Dans certains cas néanmoins, il est nécessaire de procéder à des dosages :
  • Quand une patiente a subi une hystérectomie, c'est-à-dire l'ablation de l'utérus, les dosages hormonaux révèlent quelquefois que la patiente n'est pas en ménopause contrairement à ce qu'elle pensait.
  • Chez une femme ayant une contraception à base d'oestrogènes et de progestérone (pilule contraceptive) après l'âge de 50 ans.
  • Chez une femme de moins de 45 ans qui n'a plus de règles depuis une longue période et surtout si elle présente des bouffées de chaleur dans un contexte familial identique.

Examens Complémentaires

Ils comprennent avant tout l'échographie pelvienne qui permet de mesurer l'épaisseur de la couche de cellules tapissant l'intérieur de l'utérus (endomètre). En effet, grâce à cet examen paraclinique, il est possible de mettre en évidence une pathologie de l'utérus susceptible de survenir au cours de la périménopause. Il s'agit essentiellement d'une hyperplasie endométriale atypique ou d'un cancer de l'endomètre pouvant survenir avant la ménopause.

Diagnostic differentiel

Le diagnostic de préménopause ne peut se faire qu'à l'interrogatoire et à l'examen clinique de la patiente.

Traitement

Aucun traitement ne sera mis en branle quand une femme ne présente pas de symptômes.

Au contraire, chez une femme présentant une symptomatologie gênante (les symptômes perturbant sa vie quotidienne), un traitement est nécessaire.

Ce traitement a pour but d'améliorer la vie de la femme et de l'aider à passer une période difficile.

Les traitements qui font appel à la progestérone (progestatifs) ne sont pas efficaces chez toutes les femmes en périménopause.

Si on constate ce que l'on appelle une imbibition oestrogénique, c'est-à-dire un excès d'hormones oestrogènes par rapport à la progestérone, on peut envisager un traitement par progestatif (en utilisant des molécules telles que les pregnanes ou norpregnanes) du 18 au 25e jour du cycle ou du 20e jour au 28e jour du cycle.
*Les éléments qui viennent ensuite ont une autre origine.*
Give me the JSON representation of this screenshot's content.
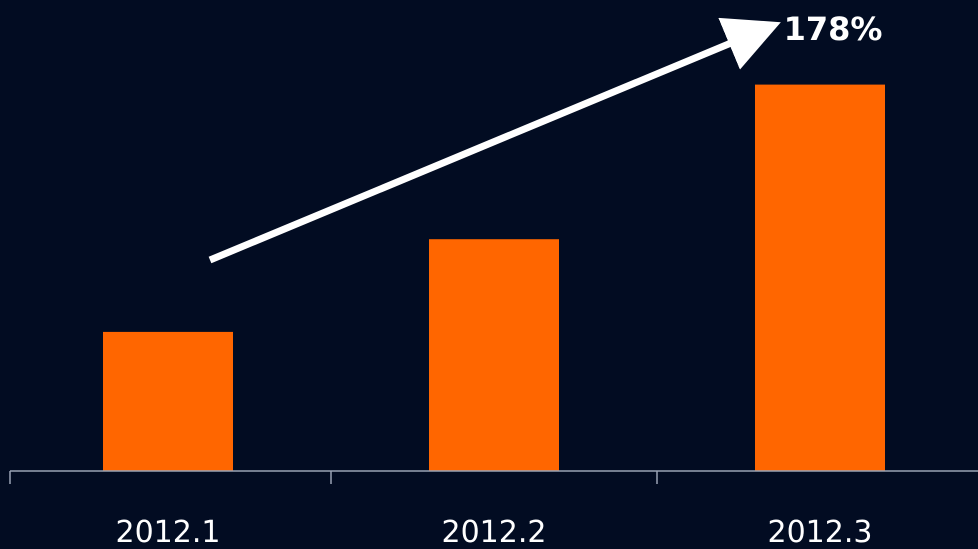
{
  "chart_data": {
    "type": "bar",
    "categories": [
      "2012.1",
      "2012.2",
      "2012.3"
    ],
    "values": [
      36,
      60,
      100
    ],
    "ylim": [
      0,
      110
    ],
    "grid": false,
    "legend": "none",
    "annotation": {
      "text": "178%",
      "arrow": "upward trend arrow from first bar to last bar"
    },
    "colors": {
      "background": "#020c22",
      "bar": "#ff6600",
      "axis": "#9aa3b5",
      "text": "#ffffff",
      "arrow": "#ffffff"
    }
  }
}
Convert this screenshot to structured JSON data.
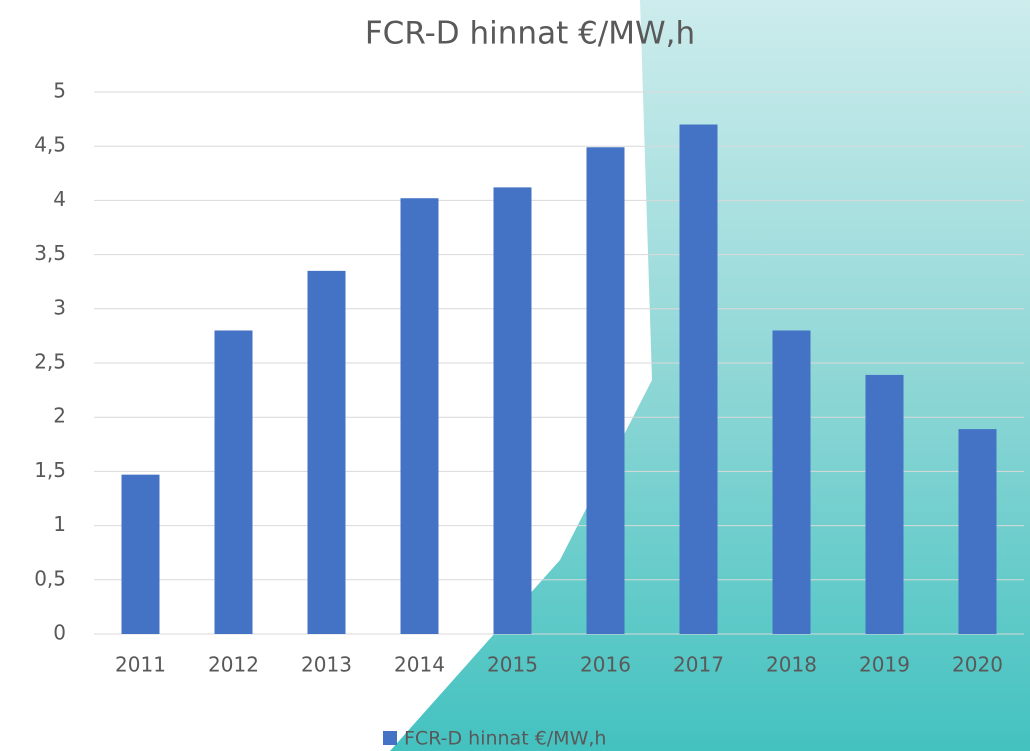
{
  "chart_data": {
    "type": "bar",
    "title": "FCR-D hinnat €/MW,h",
    "categories": [
      "2011",
      "2012",
      "2013",
      "2014",
      "2015",
      "2016",
      "2017",
      "2018",
      "2019",
      "2020"
    ],
    "series": [
      {
        "name": "FCR-D hinnat €/MW,h",
        "color": "#4472c4",
        "values": [
          1.47,
          2.8,
          3.35,
          4.02,
          4.12,
          4.49,
          4.7,
          2.8,
          2.39,
          1.89
        ]
      }
    ],
    "ylim": [
      0,
      5
    ],
    "yticks": [
      0,
      {
        "value": 0.5,
        "label": "0,5"
      },
      1,
      {
        "value": 1.5,
        "label": "1,5"
      },
      2,
      {
        "value": 2.5,
        "label": "2,5"
      },
      3,
      {
        "value": 3.5,
        "label": "3,5"
      },
      4,
      {
        "value": 4.5,
        "label": "4,5"
      },
      5
    ],
    "grid": true,
    "legend": "bottom"
  }
}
Certains spécialistes en gynécologie rajoutent un léger traitement à base d'oestrogènes naturels chez les patientes qui présentent des petits saignements alors qu'elles prennent un traitement par progestérone, ou bien chez les patientes qui souffrent de bouffées de chaleur.

Si on constate la persistance de ménométrorragies malgré le traitement médical, il peut être envisagé une intervention chirurgicale, une thermocoagulation voire une résection de l'endomètre (couche de cellules tapissant l'intérieur de l'utérus).

Le dispositif intra-utérin contenant du lévonorgestrel permet également d'éviter à beaucoup de patientes l'ablation de l'utérus (hystérectomie).

Les anti-inflammatoires non stéroïdiens, c'est-à-dire de contenant pas de corticoïdes (cortisone), donnent quelquefois de meilleurs résultats que la progestérone. Ils ne présentent pas d'action préventive sur l'augmentation de volume de l'endomètre.

La prise en charge psychologique de la patiente est une des composantes fortes du traitement.

Il est difficile d'avancer une durée de traitement. En effet, celle-ci est variable selon les femmes. Généralement, le traitement est donné par période courte de trois à six mois en tenant compte de la tolérance aux hormones surajoutées.